Es una noción ambigua, interpretable de muchas maneras, y durante siglos tuvo el extraño poder de marcar destinos individuales y colectivos. Quizá porque le apunta al fondo de la conciencia, donde somos materia blanda, susceptible. La Iglesia y la autoridad civil supieron manejar el pecado en provecho propio, para mantener al rebaño bajo control. Pero al mismo tiempo es curioso ver cómo al desdibujarse la noción de pecado, el mundo contemporáneo cae en una suerte de desconcierto. Fíjese que no hay un término laico que reemplace esa palabra: ni la palabra crimen, ni la palabra transgresión, ni tampoco delito, tienen esa connotación intimista que sí tiene pecado, que apunta a una suerte de balance que hace cada quien con su propia conciencia.

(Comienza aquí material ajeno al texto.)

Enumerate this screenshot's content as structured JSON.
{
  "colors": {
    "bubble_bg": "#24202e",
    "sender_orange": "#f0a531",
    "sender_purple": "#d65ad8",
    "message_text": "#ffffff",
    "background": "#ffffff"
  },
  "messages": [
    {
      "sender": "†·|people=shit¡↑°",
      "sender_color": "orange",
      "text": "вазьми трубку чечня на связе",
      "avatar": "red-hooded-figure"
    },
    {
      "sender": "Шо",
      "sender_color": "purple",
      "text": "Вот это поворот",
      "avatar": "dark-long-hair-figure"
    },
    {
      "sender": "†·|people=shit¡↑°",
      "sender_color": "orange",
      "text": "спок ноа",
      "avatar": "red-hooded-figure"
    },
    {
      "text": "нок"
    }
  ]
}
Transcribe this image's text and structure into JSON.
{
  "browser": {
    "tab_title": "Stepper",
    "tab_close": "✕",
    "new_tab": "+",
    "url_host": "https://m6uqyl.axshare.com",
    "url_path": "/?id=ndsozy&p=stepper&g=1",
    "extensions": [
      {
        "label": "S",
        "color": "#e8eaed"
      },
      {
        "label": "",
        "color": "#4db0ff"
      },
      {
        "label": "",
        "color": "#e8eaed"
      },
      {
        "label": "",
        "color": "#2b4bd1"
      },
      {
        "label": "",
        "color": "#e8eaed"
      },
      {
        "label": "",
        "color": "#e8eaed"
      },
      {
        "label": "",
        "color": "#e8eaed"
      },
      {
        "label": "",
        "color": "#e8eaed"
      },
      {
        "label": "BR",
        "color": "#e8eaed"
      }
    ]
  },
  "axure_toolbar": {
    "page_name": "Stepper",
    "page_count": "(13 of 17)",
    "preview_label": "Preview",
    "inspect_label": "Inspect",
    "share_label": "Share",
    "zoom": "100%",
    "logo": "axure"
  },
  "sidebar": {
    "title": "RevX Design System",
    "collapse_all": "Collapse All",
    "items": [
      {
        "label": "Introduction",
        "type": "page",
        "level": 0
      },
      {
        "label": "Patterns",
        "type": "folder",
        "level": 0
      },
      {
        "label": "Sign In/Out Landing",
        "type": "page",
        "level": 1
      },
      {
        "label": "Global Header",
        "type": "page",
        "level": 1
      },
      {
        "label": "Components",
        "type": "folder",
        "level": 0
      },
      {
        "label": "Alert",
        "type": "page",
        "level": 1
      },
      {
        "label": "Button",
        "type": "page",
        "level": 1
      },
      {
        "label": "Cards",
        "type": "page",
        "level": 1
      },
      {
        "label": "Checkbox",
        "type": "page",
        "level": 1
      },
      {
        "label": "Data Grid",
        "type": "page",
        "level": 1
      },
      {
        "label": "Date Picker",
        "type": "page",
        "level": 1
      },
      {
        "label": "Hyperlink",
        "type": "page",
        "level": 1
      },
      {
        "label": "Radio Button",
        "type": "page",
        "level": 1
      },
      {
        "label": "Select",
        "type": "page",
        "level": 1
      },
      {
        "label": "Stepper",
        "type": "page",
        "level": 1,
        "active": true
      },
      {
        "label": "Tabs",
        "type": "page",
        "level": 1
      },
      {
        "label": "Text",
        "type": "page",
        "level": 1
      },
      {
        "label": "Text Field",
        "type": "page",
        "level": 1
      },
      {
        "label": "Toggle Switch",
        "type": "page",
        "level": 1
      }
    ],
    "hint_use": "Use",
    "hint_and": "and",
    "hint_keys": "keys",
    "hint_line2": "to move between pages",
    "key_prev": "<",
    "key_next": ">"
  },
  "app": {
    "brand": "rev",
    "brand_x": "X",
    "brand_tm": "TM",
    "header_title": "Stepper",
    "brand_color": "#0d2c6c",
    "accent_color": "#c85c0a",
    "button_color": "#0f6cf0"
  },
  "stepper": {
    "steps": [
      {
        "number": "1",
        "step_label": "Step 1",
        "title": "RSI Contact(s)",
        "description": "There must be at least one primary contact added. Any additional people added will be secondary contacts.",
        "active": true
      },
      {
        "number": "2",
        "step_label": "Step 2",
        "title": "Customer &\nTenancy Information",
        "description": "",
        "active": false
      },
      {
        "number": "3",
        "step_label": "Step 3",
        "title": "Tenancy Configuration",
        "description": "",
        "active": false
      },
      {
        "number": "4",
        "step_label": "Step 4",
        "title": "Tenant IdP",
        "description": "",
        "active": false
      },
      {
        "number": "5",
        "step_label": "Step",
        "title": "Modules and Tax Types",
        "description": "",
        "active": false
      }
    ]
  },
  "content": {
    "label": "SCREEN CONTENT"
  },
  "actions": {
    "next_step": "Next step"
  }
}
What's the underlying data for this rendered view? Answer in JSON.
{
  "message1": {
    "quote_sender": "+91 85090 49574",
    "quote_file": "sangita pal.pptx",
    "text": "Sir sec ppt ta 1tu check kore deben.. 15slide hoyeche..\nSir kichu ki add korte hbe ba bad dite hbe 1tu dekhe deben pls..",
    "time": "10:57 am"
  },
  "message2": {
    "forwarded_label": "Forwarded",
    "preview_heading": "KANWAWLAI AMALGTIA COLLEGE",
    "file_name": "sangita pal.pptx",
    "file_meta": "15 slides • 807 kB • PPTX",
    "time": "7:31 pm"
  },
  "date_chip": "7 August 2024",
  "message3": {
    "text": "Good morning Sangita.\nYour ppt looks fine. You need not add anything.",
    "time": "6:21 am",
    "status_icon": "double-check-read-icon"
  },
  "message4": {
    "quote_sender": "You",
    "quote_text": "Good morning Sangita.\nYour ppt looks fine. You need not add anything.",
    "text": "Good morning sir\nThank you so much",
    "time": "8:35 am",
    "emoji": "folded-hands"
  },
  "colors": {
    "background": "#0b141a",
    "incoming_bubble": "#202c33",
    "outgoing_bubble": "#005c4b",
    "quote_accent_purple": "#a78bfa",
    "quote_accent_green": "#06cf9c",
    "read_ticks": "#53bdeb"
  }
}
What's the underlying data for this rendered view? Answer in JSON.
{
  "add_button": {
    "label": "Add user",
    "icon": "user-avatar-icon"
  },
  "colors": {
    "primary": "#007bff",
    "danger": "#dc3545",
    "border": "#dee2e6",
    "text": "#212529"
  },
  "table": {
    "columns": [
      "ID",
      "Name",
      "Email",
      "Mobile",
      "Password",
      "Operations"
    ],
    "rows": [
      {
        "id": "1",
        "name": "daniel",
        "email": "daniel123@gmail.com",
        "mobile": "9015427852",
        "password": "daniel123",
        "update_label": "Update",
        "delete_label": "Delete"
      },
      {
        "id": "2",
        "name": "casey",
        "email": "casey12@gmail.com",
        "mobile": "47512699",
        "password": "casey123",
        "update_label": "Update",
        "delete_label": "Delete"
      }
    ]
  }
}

Supongo que al fin y al cabo los diez mandamientos eran una guía de comportamiento bastante sensata. Quizá habría que eliminar de la lista dos o tres por anacrónicos y tendenciosos, en particular los que tienen que ver con la opción que cada quien toma en la cama. La ética de catre está mandada a recoger; demonizar el placer y el sexo sólo forma parte de una estrategia de control por parte de la autoridad. Prohibían el sexo y condenaban el placer como forma de afianzar su propio dominio y su manejo de las conciencias. Borremos entonces de las tablas de la ley lo referente al sexo. Pero en general los demás mandatos son apenas sensatos: no matar; honrar al padre y a la madre; no robar. Y sobre todo aquello tan potente y tan olvidado de amar al próximo como a sí mismo. Si se me diera añadir algún pecado a la lista, sería el de indiferencia: el gran pecado social. En la novela, el segundo capítulo, «Las Susanas en su paraíso», parece rastrearle la pista a una relación adúltera entre dos personas supuestamente incompatibles, pero un giro en la narración le desvela al lector que ese crimen de catre es apenas la mampara tras la cual se esconde otra falta, esa sí dañina: la de la indiferencia de unos seres humanos frente a otros.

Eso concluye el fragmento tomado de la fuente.